One mistake that many young professionals make is thinking that once you’ve entered the job market, that’s it – you’re employable for life.

In reality, you have to work at staying marketable so that you will always be valuable to current and potential employers.
Here are six ways that you can stay competitive in the “real (read: working) world.”

In addition to making you more desirable as an employee, these steps should also give you the satisfaction of knowing that you’re doing everything you can to set yourself up for success in your career.
 

1. Professional development

 
This term might have sounded vague and slightly ominous when you were in school, but there’s a reason it gets tossed around so much. It’s incredibly important to continuously learn about your profession and what makes someone good at it.

There are always new technologies, strategies and work methods emerging in any given field. Professional development – in the form of workshops, courses, training programs or online webinars, for examples – will help you to stay on top of best practices and give you a chance to learn from the pros.
 

2. Networking

 
Building up a professional network is great, whether you’re thinking about future job prospects, wanting to learn from those who have gone before you or if you just enjoy meeting new people.

If there aren’t any networking events in your area that you can attend, try reaching out to people who have worked at your company for a while to see if you can buy them lunch or a coffee and ask them about their careers. Or, contact people who are around your age or who are working in similar positions at other companies to see if they’re interested in getting together to chat about any work-related challenges you’re all facing.

Together, you could brainstorm some great potential solutions.
 

3. Volunteering

 
Volunteering is beneficial at any stage of your life or career. Signing up to volunteer at an organization you’re interested in is an excellent way to give back to your community, learn new skills and meet some amazing people.
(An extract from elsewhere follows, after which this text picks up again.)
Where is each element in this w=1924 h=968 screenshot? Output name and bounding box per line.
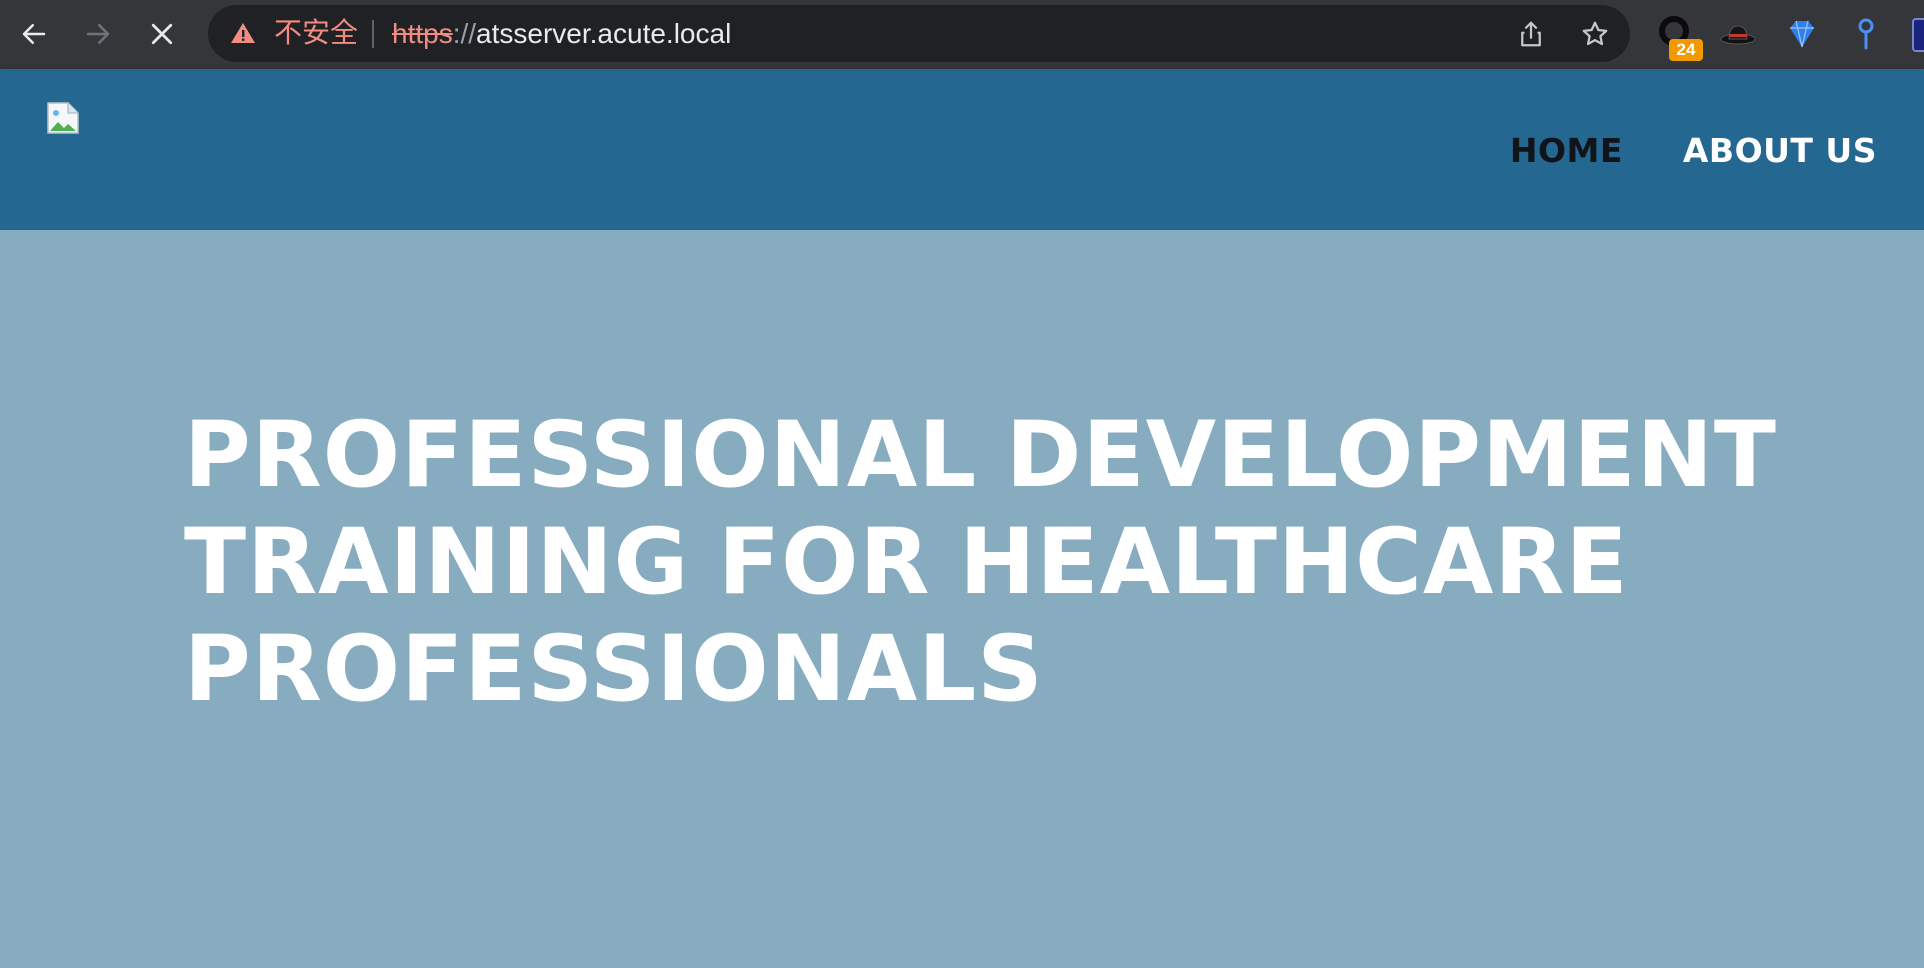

You may discover an interest you didn’t know you had or learn that you don’t actually like a particular line of work as much as you thought you might.

And of course, volunteer positions look great on a CV.
 

4. Take initiative

Practice saying “yes”.
 
The more you are open to trying new things and taking on roles or responsibilities that are outside of your usual duties, the more opportunities you are giving yourself to learn, grow and shine.

If your boss wants someone to take over a new project or portfolio, don’t wait until it’s assigned to you.
Instead, offer to take the lead on it (as long as it won’t make your workload unmanageable). This will show your employer that you’re a go-getter and it could end up being a really positive experience.
 

5. Research

 
Unless your job actually involves research, this is probably something you thought you could avoid upon leaving school. This isn’t like the painstaking research you did before writing an essay – it’s about staying up-to-date with what’s going on in your industry.

In today’s market, there is fierce competition for every job and industries change much more rapidly than they did in the past. Try subscribing to a blog that relates to your field, reading relevant journals or magazines or signing up to get email alerts every time something newsworthy happens in your industry.

Whatever you need to do, make an effort to be aware of current trends and new developments that could impact your work.
 

6. Find a mentor

 
Finding a mentor doesn’t have to require a huge commitment or be a formal and demanding relationship.

It’s mainly about having someone you can talk to – whether it’s a boss, colleague or friend – who has more experience than you and who is willing to share their tricks of the trade.

Everyone needs a bit of guidance sometimes and thankfully there are many people out there who are willing to pass on what they’ve learned to those who are just starting out.

Use these strategies to show the world that you’re serious about your career and that you’re willing to do whatever it takes to rise above and beyond.

You’ll open up all kinds of doors for yourself and your resume will look great to boot!


My opinion: In a way, I hope I am being a mentor to the people who read my weekly emails/ blog posts about these job articles.